Molly’s Story

My name is Molly, I found out I was pregnant about 3 weeks ago. So it puts me at 9 weeks and 3 days or so. I just made my appointment for my first abortion today. It did take me a few weeks to decide what I’d like to do. I’ve never liked children, never even changed a diaper, I never though that I could get PREGNANT. It was never something that could happen to ME. Oh but it did! My boyfriend and I have been together about a year and a half, he lives about 5 hours away and I haven’t seen him in over a month. I went in a week and a half ago to Planned Parenthood for a counseling session to make my decision. You know I had always been pro choice and I always said I would have an abortion I was faced with unplanned pregnancy, but when faced with the decision firsthand, it was not so easy. I have never been so depressed or sick in my life. But in the end I have a right to this procedure and I have a right to privacy, and should anyone find out, I would not ever be sorry. This child is better off to never exist than it is being raised by me. Im a 21 year old girl who works in a call center, is about to start college, lives with her best friend in a downtown apartment, and I like to party and be selfish. And while this child deserves a right to a good life, SO DO I. Being pregnant is not a punishment for having sex when you’re not ready for children, I took every precaution I could. And I see my boyfriend less than every 2 weeks, so what were the chances!?

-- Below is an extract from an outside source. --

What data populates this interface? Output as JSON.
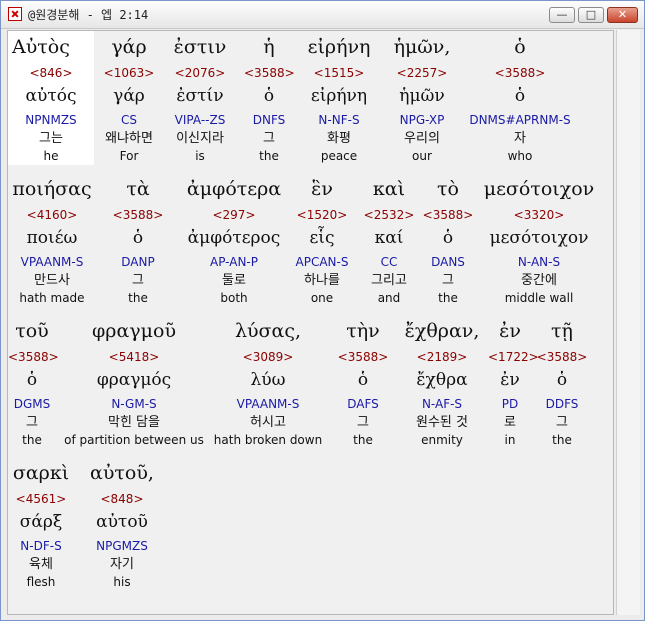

Well it happened. I have my appointment next friday, I’m not afraid of the pain or how I’ll feel afterwards. I’m afraid of the discomfort, I’m very private.. I know this is the right decision and I am so greatful for this situation. It’s not ideal, but it has opened my eyes to a political view. I’m getting medical insurance, birth control.. I know all of this sounds selfish, but it is my body, right? I’m so thankful for the rights I have now, so much more than ever and now I will never stop fighting for them. I will finish this story next weekend after I go in for the procedure. I feel that it isn’t complete until it’s done.

Well it’s the evening now, I had the abortion done around 10 am this morning. I feel SO happy … although today was also the day my mom passed away years ago … but, SO happy I had the right to this decision. I broke up with my boyfriend yesterday because he was selfish and unsupportive and wouldn’t except one ounce of responsibility. I am finally feeling as if my life is back to normal. The procedure went like this: questions, ultrasound, disolve some icky pills, go back and get a pain shot and a shot of anti-anxiety meds, then my best friend and I talked a little and the nurse and doctor had it done within 7 minutes or so. I was 9 weeks and 5 days. Every single person I was in contact with at the clinic was amazing, so nice, so comforting and understanding. I’ll tell you what, if I had to, I’d do it again. Its almost 8 pm the day of, I slept and relaxed all day and now I’m getting ready to go out and have a few drinks with friends! I will never be sorry for this decision, ever. All my friends and family support my decision and I was in excellent hands at the clinic.